AI and the Vision of ICT for Development

Fundamentally, the vision of ICT for development is rooted in the idea that universal access to information is critical to development. That is why ICT projects at development finance institutions share the ultimate goal of driving down the cost of information. However, we have observed several notable features of the present information age: 1) there is a gigantic amount of data to analyze, which is growing at an unprecedented rate and 2) in the highly complex challenges of our world, it is almost impossible to discover structures in raw data that can be described as simple equations, for example when finding cures for cancer or predicting natural disasters.

This calls for a new powerful tool to convert unstructured information into actionable knowledge, which is expected to be greatly aided by artificial intelligence. For instance, machine learning, one of the fastest-evolving subfields in AI research, provides feature predictions with greatly enhanced accuracies at much lower costs. As an example, we can train a machine with a lot of pictures, so that it can later tell which photos have dogs in it or not, without a human’s prior algorithmic input.

To summarize, AI promises to achieve the vision of ICT for development much more effectively. Then, what are some practical areas of its usage?

AI for development: areas of application

Since AI research is rapidly progressing, it is challenging to get a clear sense of all the different ways AI could be applied to development work in the future; nonetheless, the following are a couple areas where current AI technologies are expected to provide significant added-value.

First, AI allows us to develop innovative new solutions to many complex problems faced by developing countries. As an example, a malaria test traditionally requires a well-trained medical professional who analyzes blood samples under a microscope. In Uganda, an experiment showed that real-time and high-accuracy malaria diagnoses are possible with machines running on low-powered devices such as Android phones.

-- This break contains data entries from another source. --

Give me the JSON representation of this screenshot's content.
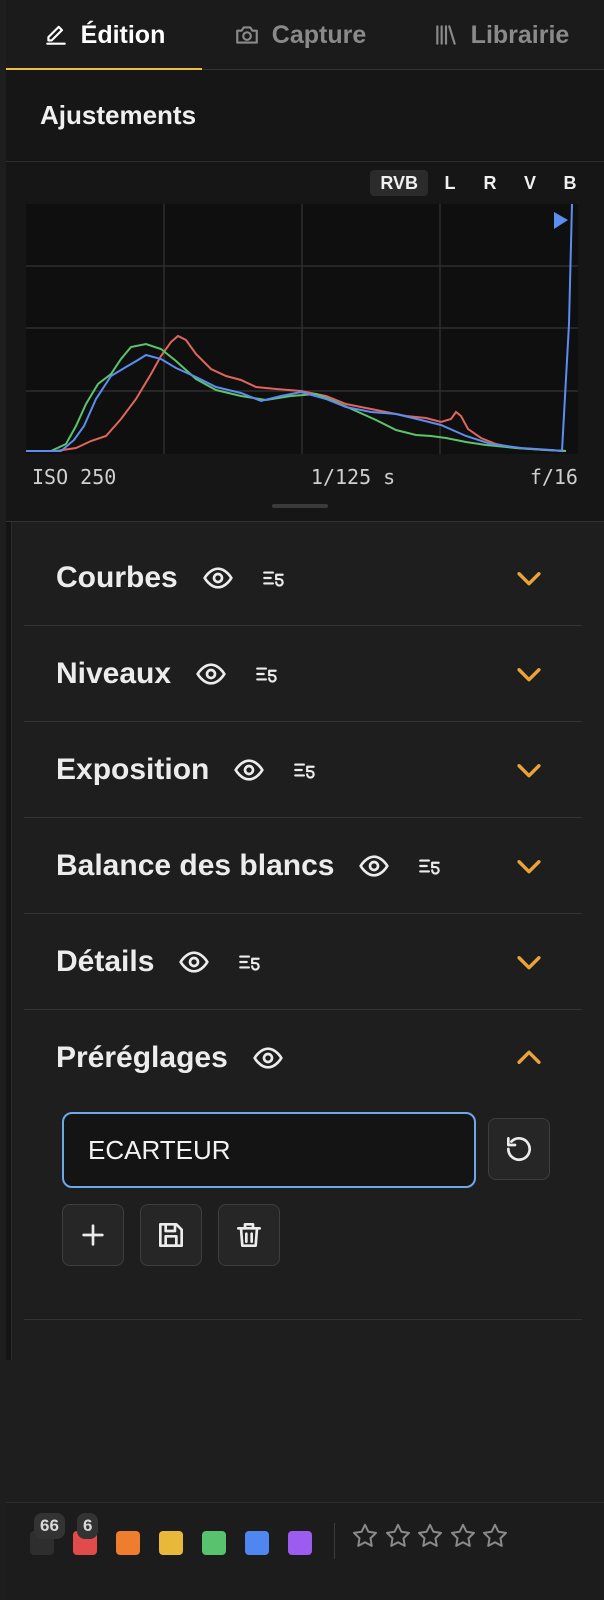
{
  "tabs": [
    {
      "label": "Édition",
      "icon": "pencil-icon",
      "active": true
    },
    {
      "label": "Capture",
      "icon": "camera-icon",
      "active": false
    },
    {
      "label": "Librairie",
      "icon": "library-icon",
      "active": false
    }
  ],
  "panel": {
    "title": "Ajustements"
  },
  "histogram": {
    "channels": [
      "RVB",
      "L",
      "R",
      "V",
      "B"
    ],
    "active_channel": "RVB",
    "colors": {
      "red": "#e0665c",
      "green": "#5cc46a",
      "blue": "#5b8ef0"
    }
  },
  "exif": {
    "iso": "ISO 250",
    "shutter": "1/125 s",
    "aperture": "f/16"
  },
  "sections": [
    {
      "label": "Courbes",
      "expanded": false
    },
    {
      "label": "Niveaux",
      "expanded": false
    },
    {
      "label": "Exposition",
      "expanded": false
    },
    {
      "label": "Balance des blancs",
      "expanded": false
    },
    {
      "label": "Détails",
      "expanded": false
    },
    {
      "label": "Préréglages",
      "expanded": true
    }
  ],
  "presets": {
    "current_value": "ECARTEUR"
  },
  "footer": {
    "color_labels": [
      {
        "color": "#2e2e2e",
        "count": "66"
      },
      {
        "color": "#e24b4b",
        "count": "6"
      },
      {
        "color": "#ef7d2f"
      },
      {
        "color": "#e8b83a"
      },
      {
        "color": "#58c26e"
      },
      {
        "color": "#4f86f0"
      },
      {
        "color": "#9d5cf0"
      }
    ],
    "rating": 0,
    "max_rating": 5
  },
  "colors": {
    "accent": "#e9c13e",
    "chevron": "#e8a33a",
    "focus": "#6fa8e8"
  }
}
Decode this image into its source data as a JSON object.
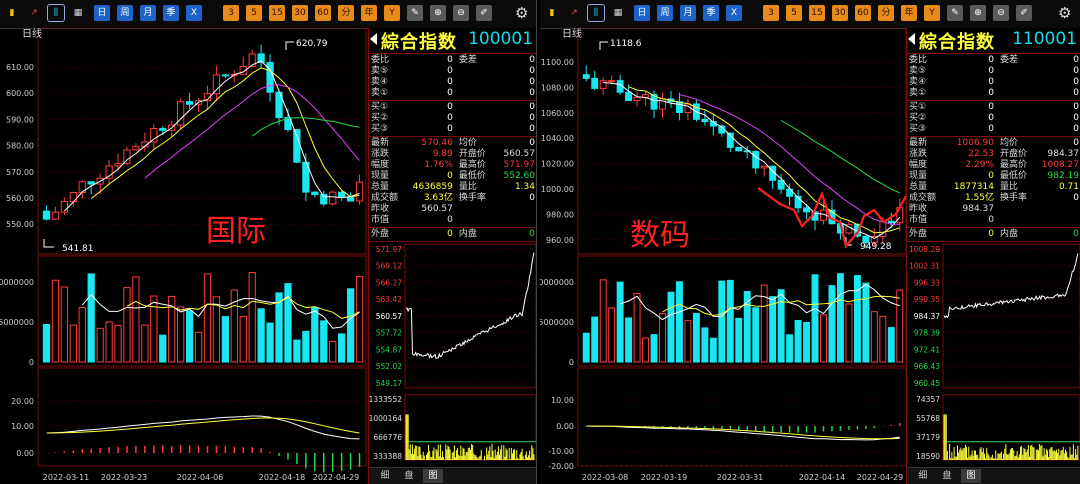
{
  "colors": {
    "up": "#ff3b3b",
    "down": "#19e6f0",
    "frame": "#7a0c0c",
    "grid": "#3a0000",
    "yellow": "#ffff3c",
    "cyan": "#19d7ec"
  },
  "toolbar": {
    "icons": [
      "bar-chart-icon",
      "line-chart-icon",
      "candlestick-icon",
      "calendar-icon"
    ],
    "period_buttons": [
      "日",
      "周",
      "月",
      "季",
      "X"
    ],
    "number_buttons": [
      "3",
      "5",
      "15",
      "30",
      "60",
      "分",
      "年",
      "Y"
    ],
    "tool_icons": [
      "edit-icon",
      "zoom-in-icon",
      "zoom-out-icon",
      "draw-icon",
      "settings-icon"
    ]
  },
  "left": {
    "period_label": "日线",
    "watermark": "国际",
    "price_axis": [
      "610.00",
      "600.00",
      "590.00",
      "580.00",
      "570.00",
      "560.00",
      "550.00"
    ],
    "high_marker": "620.79",
    "low_marker": "541.81",
    "volume_axis": [
      "10000000",
      "5000000",
      "0"
    ],
    "macd_axis": [
      "20.00",
      "10.00",
      "0.00"
    ],
    "dates": [
      "2022-03-11",
      "2022-03-23",
      "2022-04-06",
      "2022-04-18",
      "2022-04-29"
    ],
    "quote": {
      "name": "綜合指数",
      "code": "100001",
      "order_rows": [
        {
          "l": "委比",
          "v": "0",
          "l2": "委差",
          "v2": "0"
        },
        {
          "l": "卖⑤",
          "v": "0",
          "l2": "",
          "v2": "0"
        },
        {
          "l": "卖④",
          "v": "0",
          "l2": "",
          "v2": "0"
        },
        {
          "l": "卖①",
          "v": "0",
          "l2": "",
          "v2": "0"
        },
        {
          "l": "买①",
          "v": "0",
          "l2": "",
          "v2": "0"
        },
        {
          "l": "买②",
          "v": "0",
          "l2": "",
          "v2": "0"
        },
        {
          "l": "买③",
          "v": "0",
          "l2": "",
          "v2": "0"
        }
      ],
      "stats": [
        {
          "l": "最新",
          "v": "570.46",
          "l2": "均价",
          "v2": "0"
        },
        {
          "l": "涨跌",
          "v": "9.89",
          "l2": "开盘价",
          "v2": "560.57"
        },
        {
          "l": "幅度",
          "v": "1.76%",
          "l2": "最高价",
          "v2": "571.97"
        },
        {
          "l": "现量",
          "v": "0",
          "l2": "最低价",
          "v2": "552.60"
        },
        {
          "l": "总量",
          "v": "4636859",
          "l2": "量比",
          "v2": "1.34"
        },
        {
          "l": "成交额",
          "v": "3.63亿",
          "l2": "换手率",
          "v2": "0"
        },
        {
          "l": "昨收",
          "v": "560.57",
          "l2": "",
          "v2": ""
        },
        {
          "l": "市值",
          "v": "0",
          "l2": "",
          "v2": ""
        }
      ],
      "outer": {
        "l": "外盘",
        "v": "0",
        "l2": "内盘",
        "v2": "0"
      },
      "mini_price_axis": [
        "571.97",
        "569.12",
        "566.27",
        "563.42",
        "560.57",
        "557.72",
        "554.87",
        "552.02",
        "549.17"
      ],
      "mini_vol_axis": [
        "1333552",
        "1000164",
        "666776",
        "333388"
      ],
      "tabs": [
        "细",
        "盘",
        "图"
      ]
    }
  },
  "right": {
    "period_label": "日线",
    "watermark": "数码",
    "price_axis": [
      "1100.00",
      "1080.00",
      "1060.00",
      "1040.00",
      "1020.00",
      "1000.00",
      "980.00",
      "960.00"
    ],
    "high_marker": "1118.6",
    "low_marker": "949.28",
    "volume_axis": [
      "10000000",
      "5000000",
      "0"
    ],
    "macd_axis": [
      "10.00",
      "0.00",
      "-10.00",
      "-20.00"
    ],
    "dates": [
      "2022-03-08",
      "2022-03-19",
      "2022-03-31",
      "2022-04-14",
      "2022-04-29"
    ],
    "quote": {
      "name": "綜合指数",
      "code": "110001",
      "order_rows": [
        {
          "l": "委比",
          "v": "0",
          "l2": "委差",
          "v2": "0"
        },
        {
          "l": "卖⑤",
          "v": "0",
          "l2": "",
          "v2": "0"
        },
        {
          "l": "卖④",
          "v": "0",
          "l2": "",
          "v2": "0"
        },
        {
          "l": "卖①",
          "v": "0",
          "l2": "",
          "v2": "0"
        },
        {
          "l": "买①",
          "v": "0",
          "l2": "",
          "v2": "0"
        },
        {
          "l": "买②",
          "v": "0",
          "l2": "",
          "v2": "0"
        },
        {
          "l": "买③",
          "v": "0",
          "l2": "",
          "v2": "0"
        }
      ],
      "stats": [
        {
          "l": "最新",
          "v": "1006.90",
          "l2": "均价",
          "v2": "0"
        },
        {
          "l": "涨跌",
          "v": "22.53",
          "l2": "开盘价",
          "v2": "984.37"
        },
        {
          "l": "幅度",
          "v": "2.29%",
          "l2": "最高价",
          "v2": "1008.27"
        },
        {
          "l": "现量",
          "v": "0",
          "l2": "最低价",
          "v2": "982.19"
        },
        {
          "l": "总量",
          "v": "1877314",
          "l2": "量比",
          "v2": "0.71"
        },
        {
          "l": "成交额",
          "v": "1.55亿",
          "l2": "换手率",
          "v2": "0"
        },
        {
          "l": "昨收",
          "v": "984.37",
          "l2": "",
          "v2": ""
        },
        {
          "l": "市值",
          "v": "0",
          "l2": "",
          "v2": ""
        }
      ],
      "outer": {
        "l": "外盘",
        "v": "0",
        "l2": "内盘",
        "v2": "0"
      },
      "mini_price_axis": [
        "1008.29",
        "1002.31",
        "996.33",
        "990.35",
        "984.37",
        "978.39",
        "972.41",
        "966.43",
        "960.45"
      ],
      "mini_vol_axis": [
        "74357",
        "55768",
        "37179",
        "18590"
      ],
      "tabs": [
        "细",
        "盘",
        "图"
      ]
    }
  }
}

Secondly, AI could make significant contributions to designing effective development policies by enabling accurate predictions at lower costs. One promising example is the case of the US-based startup called Descartes. The company uses satellite imagery and machine learning to make corn yield forecasts in the US. They use spectral information to measure chlorophyll levels of corn, which is then used to estimate corn production. Their projections have proven to be consistently more accurate than the survey-based estimates used by the US Department of Agriculture. This kind of revolution in prediction has great potential to help developing economies design more effective policies, including for mitigating the impact of natural disasters.
Weekly state and county-level corn prediction by Descartes lab

Looking forward – Toward the democratization of AI?

Many assume that it is too early to talk about AI in the developing world, but the mainstreaming of AI may happen sooner than most people would assume. Years ago, some tech visionaries already envisioned that AI would soon become a commodity like electricity. And this year, Google revealed TensorFlow Lite, the first software of its kind that runs machine learning models on individual smartphones. Further, Google is working on the AutoML project, an initiative to leverage machine learning to automate the process of designing machine learning models themselves.

As always, new technology can be liberating and disruptive, and the outcome will largely depend on our own ability to use it wisely. Despite the uncertainty, AI provides another exciting opportunity for the ICT sector to leverage technological innovation for the benefit of the world’s marginalized populations.